En comptabilité « maastrichtienne », comment les remboursements sont-ils traités ? Pour être prise en compte en comptabilité maastrichtienne, une créance doit être certaine. Pouvez-vous affirmer que nous aurons des créances certaines avant le 31 décembre prochain ?
S'agit-il de prendre une décision tout à fait nécessaire ou bien de récupérer de façon un peu artificielle 4 à 5 milliards d'euros de recettes sur le dernier acompte d'IS dès 2017, alors que les remboursements, eux, se feront essentiellement en 2018 ? Autrement dit, ce collectif ne joue-t-il pas surtout un rôle d'ajustement des comptes de l'année 2017 ? Ce n'est pas une critique, monsieur le ministre : je le comprendrais parfaitement, compte tenu de l'objectif de limiter le déficit public à 2,9 % du PIB.

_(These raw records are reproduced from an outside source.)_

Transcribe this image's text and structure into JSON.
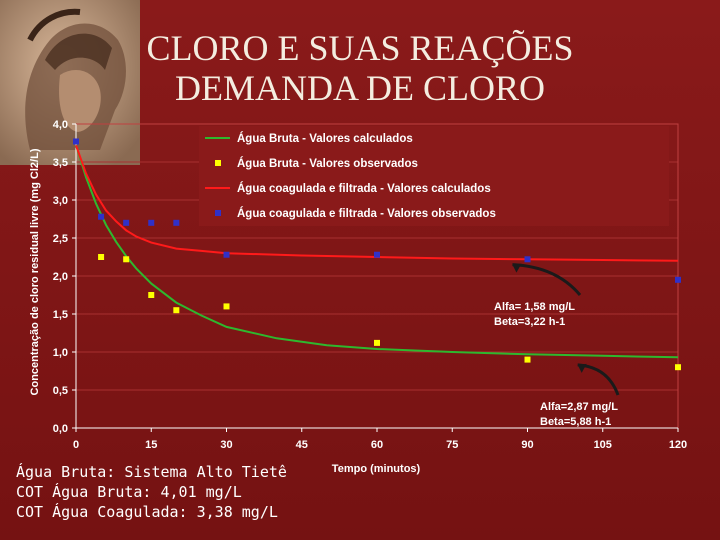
{
  "slide": {
    "title_line1": "CLORO E SUAS REAÇÕES",
    "title_line2": "DEMANDA DE CLORO",
    "logo_icon": "helmeted-head-medallion-icon",
    "footer_lines": [
      "Água Bruta: Sistema Alto Tietê",
      "COT Água Bruta: 4,01 mg/L",
      "COT Água Coagulada: 3,38 mg/L"
    ]
  },
  "chart_data": {
    "type": "line",
    "xlabel": "Tempo (minutos)",
    "ylabel": "Concentração de cloro residual livre (mg Cl2/L)",
    "xlim": [
      0,
      120
    ],
    "ylim": [
      0,
      4.0
    ],
    "x_ticks": [
      "0",
      "15",
      "30",
      "45",
      "60",
      "75",
      "90",
      "105",
      "120"
    ],
    "y_ticks": [
      "0,0",
      "0,5",
      "1,0",
      "1,5",
      "2,0",
      "2,5",
      "3,0",
      "3,5",
      "4,0"
    ],
    "legend_position": "top",
    "series": [
      {
        "name": "Água Bruta - Valores calculados",
        "kind": "line",
        "color": "#2eb82e",
        "points": [
          [
            0,
            3.72
          ],
          [
            2,
            3.3
          ],
          [
            4,
            2.95
          ],
          [
            6,
            2.67
          ],
          [
            8,
            2.45
          ],
          [
            10,
            2.26
          ],
          [
            12,
            2.1
          ],
          [
            15,
            1.9
          ],
          [
            20,
            1.65
          ],
          [
            25,
            1.48
          ],
          [
            30,
            1.33
          ],
          [
            40,
            1.18
          ],
          [
            50,
            1.09
          ],
          [
            60,
            1.04
          ],
          [
            75,
            1.0
          ],
          [
            90,
            0.97
          ],
          [
            105,
            0.95
          ],
          [
            120,
            0.93
          ]
        ]
      },
      {
        "name": "Água Bruta - Valores observados",
        "kind": "marker",
        "color": "#ffff00",
        "points": [
          [
            5,
            2.25
          ],
          [
            10,
            2.22
          ],
          [
            15,
            1.75
          ],
          [
            20,
            1.55
          ],
          [
            30,
            1.6
          ],
          [
            60,
            1.12
          ],
          [
            90,
            0.9
          ],
          [
            120,
            0.8
          ]
        ]
      },
      {
        "name": "Água coagulada e filtrada - Valores calculados",
        "kind": "line",
        "color": "#ff1a1a",
        "points": [
          [
            0,
            3.72
          ],
          [
            2,
            3.35
          ],
          [
            4,
            3.07
          ],
          [
            6,
            2.86
          ],
          [
            8,
            2.72
          ],
          [
            10,
            2.6
          ],
          [
            12,
            2.52
          ],
          [
            15,
            2.44
          ],
          [
            20,
            2.36
          ],
          [
            25,
            2.33
          ],
          [
            30,
            2.3
          ],
          [
            45,
            2.27
          ],
          [
            60,
            2.25
          ],
          [
            75,
            2.23
          ],
          [
            90,
            2.22
          ],
          [
            105,
            2.21
          ],
          [
            120,
            2.2
          ]
        ]
      },
      {
        "name": "Água coagulada e filtrada - Valores observados",
        "kind": "marker",
        "color": "#3030c8",
        "points": [
          [
            0,
            3.77
          ],
          [
            5,
            2.78
          ],
          [
            10,
            2.7
          ],
          [
            15,
            2.7
          ],
          [
            20,
            2.7
          ],
          [
            30,
            2.28
          ],
          [
            60,
            2.28
          ],
          [
            90,
            2.22
          ],
          [
            120,
            1.95
          ]
        ]
      }
    ],
    "annotations": [
      {
        "lines": [
          "Alfa= 1,58 mg/L",
          "Beta=3,22 h-1"
        ],
        "arrow_to": [
          87,
          2.15
        ]
      },
      {
        "lines": [
          "Alfa=2,87 mg/L",
          "Beta=5,88 h-1"
        ],
        "arrow_to": [
          100,
          0.83
        ]
      }
    ]
  }
}
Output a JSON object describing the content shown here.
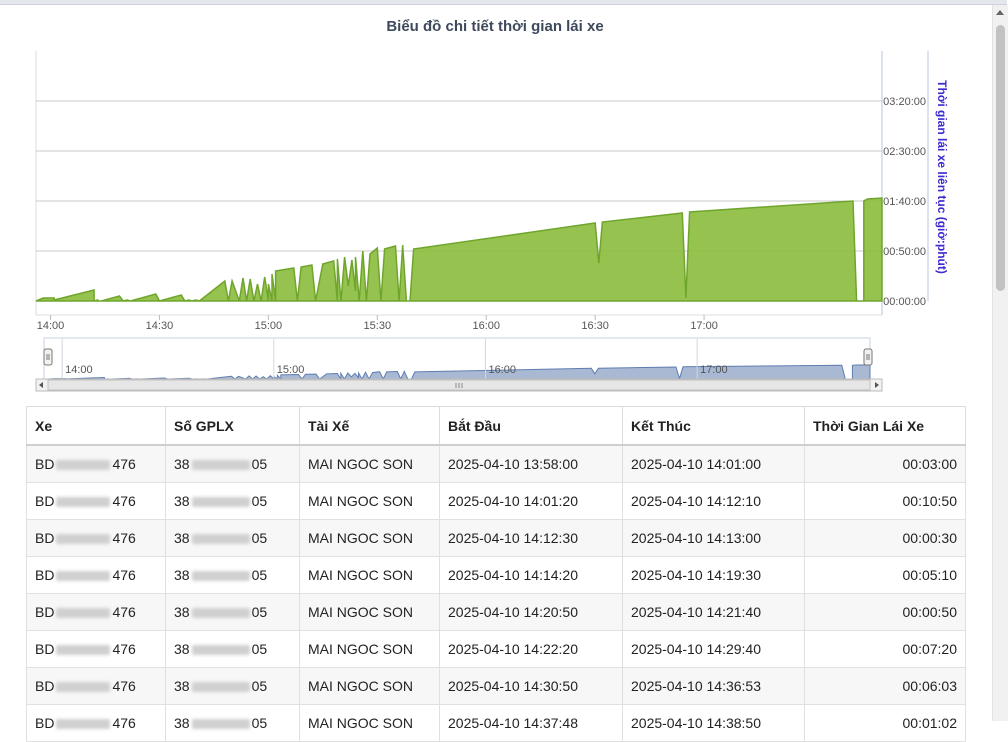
{
  "chart_data": {
    "type": "area",
    "title": "Biểu đồ chi tiết thời gian lái xe",
    "ylabel": "Thời gian lái xe liên tục (giờ:phút)",
    "y_ticks": [
      "00:00:00",
      "00:50:00",
      "01:40:00",
      "02:30:00",
      "03:20:00"
    ],
    "x_ticks": [
      "14:00",
      "14:30",
      "15:00",
      "15:30",
      "16:00",
      "16:30",
      "17:00"
    ],
    "navigator_ticks": [
      "14:00",
      "15:00",
      "16:00",
      "17:00"
    ],
    "xlim": [
      "13:56",
      "17:49"
    ],
    "ylim_minutes": [
      0,
      250
    ],
    "color": "#8bbc3d",
    "points": [
      [
        "13:56",
        0
      ],
      [
        "13:58",
        3
      ],
      [
        "14:01",
        3
      ],
      [
        "14:01",
        0
      ],
      [
        "14:01",
        1
      ],
      [
        "14:12",
        11
      ],
      [
        "14:12",
        0
      ],
      [
        "14:13",
        1
      ],
      [
        "14:13",
        0
      ],
      [
        "14:14",
        0
      ],
      [
        "14:19",
        5
      ],
      [
        "14:20",
        0
      ],
      [
        "14:21",
        1
      ],
      [
        "14:22",
        0
      ],
      [
        "14:29",
        7
      ],
      [
        "14:30",
        0
      ],
      [
        "14:36",
        6
      ],
      [
        "14:37",
        0
      ],
      [
        "14:38",
        1
      ],
      [
        "14:39",
        0
      ],
      [
        "14:40",
        1
      ],
      [
        "14:41",
        0
      ],
      [
        "14:48",
        20
      ],
      [
        "14:49",
        0
      ],
      [
        "14:50",
        20
      ],
      [
        "14:52",
        0
      ],
      [
        "14:53",
        23
      ],
      [
        "14:54",
        0
      ],
      [
        "14:55",
        22
      ],
      [
        "14:56",
        0
      ],
      [
        "14:57",
        17
      ],
      [
        "14:58",
        0
      ],
      [
        "14:59",
        24
      ],
      [
        "15:00",
        0
      ],
      [
        "15:00",
        17
      ],
      [
        "15:01",
        0
      ],
      [
        "15:01",
        27
      ],
      [
        "15:02",
        0
      ],
      [
        "15:02",
        30
      ],
      [
        "15:07",
        33
      ],
      [
        "15:08",
        0
      ],
      [
        "15:09",
        34
      ],
      [
        "15:12",
        36
      ],
      [
        "15:13",
        0
      ],
      [
        "15:15",
        37
      ],
      [
        "15:18",
        40
      ],
      [
        "15:19",
        0
      ],
      [
        "15:19",
        42
      ],
      [
        "15:20",
        0
      ],
      [
        "15:21",
        44
      ],
      [
        "15:22",
        15
      ],
      [
        "15:23",
        41
      ],
      [
        "15:24",
        10
      ],
      [
        "15:24",
        44
      ],
      [
        "15:25",
        0
      ],
      [
        "15:26",
        50
      ],
      [
        "15:27",
        0
      ],
      [
        "15:28",
        47
      ],
      [
        "15:30",
        53
      ],
      [
        "15:31",
        0
      ],
      [
        "15:32",
        52
      ],
      [
        "15:35",
        55
      ],
      [
        "15:36",
        0
      ],
      [
        "15:37",
        56
      ],
      [
        "15:38",
        0
      ],
      [
        "15:39",
        0
      ],
      [
        "15:40",
        52
      ],
      [
        "16:30",
        78
      ],
      [
        "16:31",
        38
      ],
      [
        "16:32",
        79
      ],
      [
        "16:54",
        88
      ],
      [
        "16:55",
        3
      ],
      [
        "16:56",
        89
      ],
      [
        "17:41",
        100
      ],
      [
        "17:42",
        0
      ],
      [
        "17:44",
        0
      ],
      [
        "17:44",
        100
      ],
      [
        "17:45",
        102
      ],
      [
        "17:49",
        103
      ]
    ]
  },
  "table": {
    "headers": [
      "Xe",
      "Số GPLX",
      "Tài Xế",
      "Bắt Đầu",
      "Kết Thúc",
      "Thời Gian Lái Xe"
    ],
    "rows": [
      [
        "BD",
        "476",
        "38",
        "05",
        "MAI NGOC SON",
        "2025-04-10 13:58:00",
        "2025-04-10 14:01:00",
        "00:03:00"
      ],
      [
        "BD",
        "476",
        "38",
        "05",
        "MAI NGOC SON",
        "2025-04-10 14:01:20",
        "2025-04-10 14:12:10",
        "00:10:50"
      ],
      [
        "BD",
        "476",
        "38",
        "05",
        "MAI NGOC SON",
        "2025-04-10 14:12:30",
        "2025-04-10 14:13:00",
        "00:00:30"
      ],
      [
        "BD",
        "476",
        "38",
        "05",
        "MAI NGOC SON",
        "2025-04-10 14:14:20",
        "2025-04-10 14:19:30",
        "00:05:10"
      ],
      [
        "BD",
        "476",
        "38",
        "05",
        "MAI NGOC SON",
        "2025-04-10 14:20:50",
        "2025-04-10 14:21:40",
        "00:00:50"
      ],
      [
        "BD",
        "476",
        "38",
        "05",
        "MAI NGOC SON",
        "2025-04-10 14:22:20",
        "2025-04-10 14:29:40",
        "00:07:20"
      ],
      [
        "BD",
        "476",
        "38",
        "05",
        "MAI NGOC SON",
        "2025-04-10 14:30:50",
        "2025-04-10 14:36:53",
        "00:06:03"
      ],
      [
        "BD",
        "476",
        "38",
        "05",
        "MAI NGOC SON",
        "2025-04-10 14:37:48",
        "2025-04-10 14:38:50",
        "00:01:02"
      ]
    ]
  }
}
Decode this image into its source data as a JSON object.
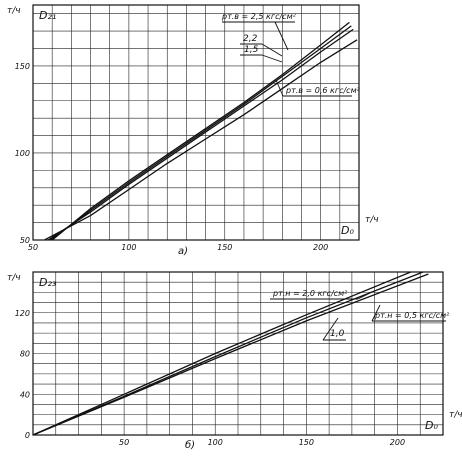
{
  "chart_data": [
    {
      "type": "line",
      "panel": "a)",
      "corner_label": "D₂₁",
      "xlabel": "D₀",
      "x_unit": "т/ч",
      "y_unit": "т/ч",
      "xlim": [
        50,
        220
      ],
      "ylim": [
        50,
        185
      ],
      "x_ticks": [
        50,
        100,
        150,
        200
      ],
      "y_ticks": [
        50,
        100,
        150
      ],
      "grid": true,
      "series": [
        {
          "name": "pт.в = 2,5 кгс/см²",
          "x": [
            60,
            80,
            100,
            120,
            140,
            160,
            180,
            200,
            215
          ],
          "y": [
            50,
            68,
            84,
            99,
            114,
            129,
            145,
            162,
            175
          ]
        },
        {
          "name": "2,2",
          "x": [
            59,
            80,
            100,
            120,
            140,
            160,
            180,
            200,
            216
          ],
          "y": [
            50,
            67,
            83,
            98,
            113,
            128,
            144,
            160,
            173
          ]
        },
        {
          "name": "1,5",
          "x": [
            58,
            80,
            100,
            120,
            140,
            160,
            180,
            200,
            217
          ],
          "y": [
            50,
            66,
            82,
            97,
            112,
            127,
            142,
            158,
            171
          ]
        },
        {
          "name": "pт.в = 0,6 кгс/см²",
          "x": [
            56,
            80,
            100,
            120,
            140,
            160,
            180,
            200,
            219
          ],
          "y": [
            50,
            64,
            79,
            94,
            108,
            122,
            137,
            152,
            165
          ]
        }
      ]
    },
    {
      "type": "line",
      "panel": "б)",
      "corner_label": "D₂₃",
      "xlabel": "D₀",
      "x_unit": "т/ч",
      "y_unit": "т/ч",
      "xlim": [
        0,
        225
      ],
      "ylim": [
        0,
        160
      ],
      "x_ticks": [
        50,
        100,
        150,
        200
      ],
      "y_ticks": [
        0,
        40,
        80,
        120
      ],
      "grid": true,
      "series": [
        {
          "name": "pт.н = 2,0 кгс/см²",
          "x": [
            0,
            50,
            100,
            150,
            210
          ],
          "y": [
            0,
            40,
            80,
            118,
            162
          ]
        },
        {
          "name": "1,0",
          "x": [
            0,
            50,
            100,
            150,
            214
          ],
          "y": [
            0,
            38,
            77,
            115,
            160
          ]
        },
        {
          "name": "pт.н = 0,5 кгс/см²",
          "x": [
            0,
            50,
            100,
            150,
            217
          ],
          "y": [
            0,
            37,
            75,
            112,
            158
          ]
        }
      ]
    }
  ],
  "labels": {
    "a_top": "pт.в = 2,5 кгс/см²",
    "a_22": "2,2",
    "a_15": "1,5",
    "a_06": "pт.в = 0,6 кгс/см²",
    "b_20": "pт.н = 2,0 кгс/см²",
    "b_05": "pт.н = 0,5 кгс/см²",
    "b_10": "1,0"
  }
}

La contribution ne porte donc que sur un exercice. Or, sur un exercice, l'entreprise peut bien plus facilement, par le jeu des dotations aux provisions, « gérer » son résultat. Peut-être une contribution sur plusieurs exercices serait-elle préférable. Je comprends qu'elle soit limitée dans le temps, mais comment éviterez-vous les inévitables démarches d'optimisation ? Vous connaissez bien le sujet, madame la présidente ; je n'ai pas besoin de vous faire un dessin.
Se pose par ailleurs la question des gagnants et des perdants. Je souhaite que la ventilation par décile des 320 entreprises soit communiquée à notre commission. Qui gagne ? Qui perd ? Comment se fait le partage ?
Je souhaite aussi que notre commission soit mieux informée de l'ensemble des contentieux. Il en est plusieurs autres : le contentieux Steria, le contentieux De Ruyter ou encore le contentieux, en droit interne, relatif à la cotisation sur la valeur ajoutée des entreprises (CVAE) traité par le projet de loi de finances pour 2018. Je demande la constitution, au sein de notre commission, d'une mission d'information sur ces questions qui coûtent des milliards d'euros.
Un court rappel pour terminer. Intenter des procès en responsabilité ne m'intéresse pas ; ce qu'il faut, c'est essayer de faire du bon travail. Or, à la fin de l'année 2011 et au début de l'année 2012 – vous-même étiez membre du Gouvernement, monsieur le ministre –, je n'ai pas reçu, en ma qualité de rapporteur général d'alors, d'informations sur le contentieux relatif aux OPCVM, sinon la nouvelle de l'inscription en projet de loi de finances pour 2012 de crédits – uniquement en autorisations d'engagement, pas en crédits de paiement. La CJUE a rendu son arrêt au mois de mai 2012. Le gouvernement de l'époque – vous avez eu raison, monsieur le ministre, de le rappeler – a eu deux préoccupations, qui ressortent très clairement des comptes rendus : remplacer la retenue à la source supprimée, qui s'appliquait aux OPCVM ; appliquer le programme du président Hollande, qui voulait favoriser l'autofinancement et l'investissement des entreprises et défavoriser la distribution de dividendes.
Je m'interroge sur la précipitation actuelle, car seuls deux députés se sont interrogés en 2012 sur l'opportunité de cette contribution sur les dividendes : Charles de Courson et moi-même. Ayons l'honnêteté de le dire : nous n'avions pas soulevé le problème européen. En revanche, nous avions émis l'idée qu'il conviendrait peut-être de mieux expertiser le sujet et d'attendre le collectif de fin d'année, et que d'autres solutions étaient envisageables – Charles de Courson proposait une surtaxe à l'impôt sur les sociétés ; j'en proposais une qui, à mon avis, aurait été meilleure. Si je me permets de rappeler tout cela, c'est pour montrer que l'information de notre commission en matière de contentieux est défaillante. Nous ne sommes pas correctement informés ni suffisamment écoutés, et nous agissons dans la précipitation.
J'ai beaucoup apprécié, monsieur le ministre, votre intervention, dictée par le souci de l'intérêt général et de l'intérêt de l'État, mais je souhaite que vous répondiez précisément, car je ne voudrais pas que nous cédions, une fois de plus, à la précipitation.